Resisting his post-Hiroshima generation’s easy embrace of chic apocalypticism, Stafford found limitless the radiant energy of the world and took to heart its urgent reassurance of hope and optimism. He advised up-and-coming poets to listen to the world around them and tune in to the secrets it wants to share. Stafford told poets, “Your job is to find out what the world is trying to be” (Stafford, William. “Vocation.” Poetry Foundation, 1962, Line 15), a line Nye often quotes. That commitment to discovering the joyful complications and splendid ironies of the real-time world Stafford revealed in poetic lines that, like Nye’s, seem unforced, even un-poetical, despite the careful sculpting of their sonic effect.
In addition to Nye, Stafford’s tender credo of trusting the world to speak to the poet who in turn shares those revelations to the widest possible range of readers influenced many other poets of Nye’s generation, among them Robert Bly, Wendell Berry, Joy Harjo, Camille T. Dungy, and, most notably, Mary Oliver, who won a Pulitzer Prize and was often shortlisted for the Nobel Prize.
“I want to be famous” (Line 16), the speaker says with gentle mocking irony, but “in the way a pulley is famous / or a buttonhole” (Lines 19-20).
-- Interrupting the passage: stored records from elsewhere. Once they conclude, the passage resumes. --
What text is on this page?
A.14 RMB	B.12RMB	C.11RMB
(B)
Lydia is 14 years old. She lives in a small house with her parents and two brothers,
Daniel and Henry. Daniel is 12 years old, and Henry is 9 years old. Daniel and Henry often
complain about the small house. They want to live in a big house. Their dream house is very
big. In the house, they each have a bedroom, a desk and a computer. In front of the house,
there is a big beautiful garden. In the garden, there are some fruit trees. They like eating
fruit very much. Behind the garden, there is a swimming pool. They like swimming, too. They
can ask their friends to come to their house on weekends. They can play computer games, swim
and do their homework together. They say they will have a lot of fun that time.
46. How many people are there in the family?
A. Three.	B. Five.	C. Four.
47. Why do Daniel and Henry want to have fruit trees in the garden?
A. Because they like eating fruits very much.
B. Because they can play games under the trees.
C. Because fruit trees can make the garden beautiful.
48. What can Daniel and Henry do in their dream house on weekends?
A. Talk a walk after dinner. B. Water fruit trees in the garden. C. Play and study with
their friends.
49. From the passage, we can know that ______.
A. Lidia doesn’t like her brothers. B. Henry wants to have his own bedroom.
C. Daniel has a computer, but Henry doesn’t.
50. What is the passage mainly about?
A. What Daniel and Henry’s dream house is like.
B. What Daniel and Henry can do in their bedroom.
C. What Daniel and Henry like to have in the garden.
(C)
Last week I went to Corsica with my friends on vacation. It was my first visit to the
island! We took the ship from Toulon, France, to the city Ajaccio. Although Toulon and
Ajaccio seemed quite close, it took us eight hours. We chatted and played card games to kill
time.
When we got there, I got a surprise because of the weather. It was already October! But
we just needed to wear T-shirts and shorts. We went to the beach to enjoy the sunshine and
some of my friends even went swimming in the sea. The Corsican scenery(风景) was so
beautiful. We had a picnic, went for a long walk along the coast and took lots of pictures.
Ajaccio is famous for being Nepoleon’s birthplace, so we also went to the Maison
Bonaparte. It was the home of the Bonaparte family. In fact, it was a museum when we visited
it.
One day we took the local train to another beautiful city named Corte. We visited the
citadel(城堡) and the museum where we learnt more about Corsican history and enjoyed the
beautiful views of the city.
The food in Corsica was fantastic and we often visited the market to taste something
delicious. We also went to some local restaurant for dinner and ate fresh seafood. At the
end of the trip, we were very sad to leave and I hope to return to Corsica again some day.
A highly publicized national survey conducted by National Public Radio in 2019 confirmed what pop culture psychologists (as well as educators and parents) had begun to suspect: Members of Gen Z, the generation born in the new century, aspire most to be famous. According to the survey, one out of every four Gen Z individuals list being a social influencer as their dream occupation. Under the considerable (and ever-growing) reach of social media platforms, this generation sees fame, not success or even happiness, as an appropriate life goal. Fed by now a generation of reality shows and by the stories of teenage social influencers with astronomical numbers of followers, numbers that can quickly convert to sponsorships and access to more conventional avenues of celebrity (music, television, or films, for instance), members of Gen Z fall into what has been described as the “fame trap.” The hunger for fame comes to consume a young person. Self-expression becomes hardcore—even reckless, at times—self-promotion, all played out against the fleeting nature of such manufactured fame that pop artist Andy Warhol diagnosed and dismissed as everyone’s 15 minutes of fame. The reality of the long-shot possibility of becoming famous from social media posts leads Gen Z individuals into a self-destructive cycle of anxiety, jealousy, frustration, lowered self-esteem, depression, substance abuse disorders, and even suicidal ideations.
To that generation, Nye’s poem “Famous” extends a far less competitive and far more therapeutic concept of fame. Fame through social media involves promoting a select few, positioning these few up and apart from everyone else. Fame reduces their humanity. They become a commodity consumed. For Nye, members of Gen Z do not need to look up, they need only look around. Fame does not promote the few; fame involves everyone, everything, and it is not fleeting. It endures for all time. Fame is about connection, not self-promotion. Fame is about fitting in, not sticking out. The poem’s definition of fame offers encouragement and consolation: to be famous means to be perceived within a dynamic of reciprocal need, to humbly embrace being part of something, not apart from everything.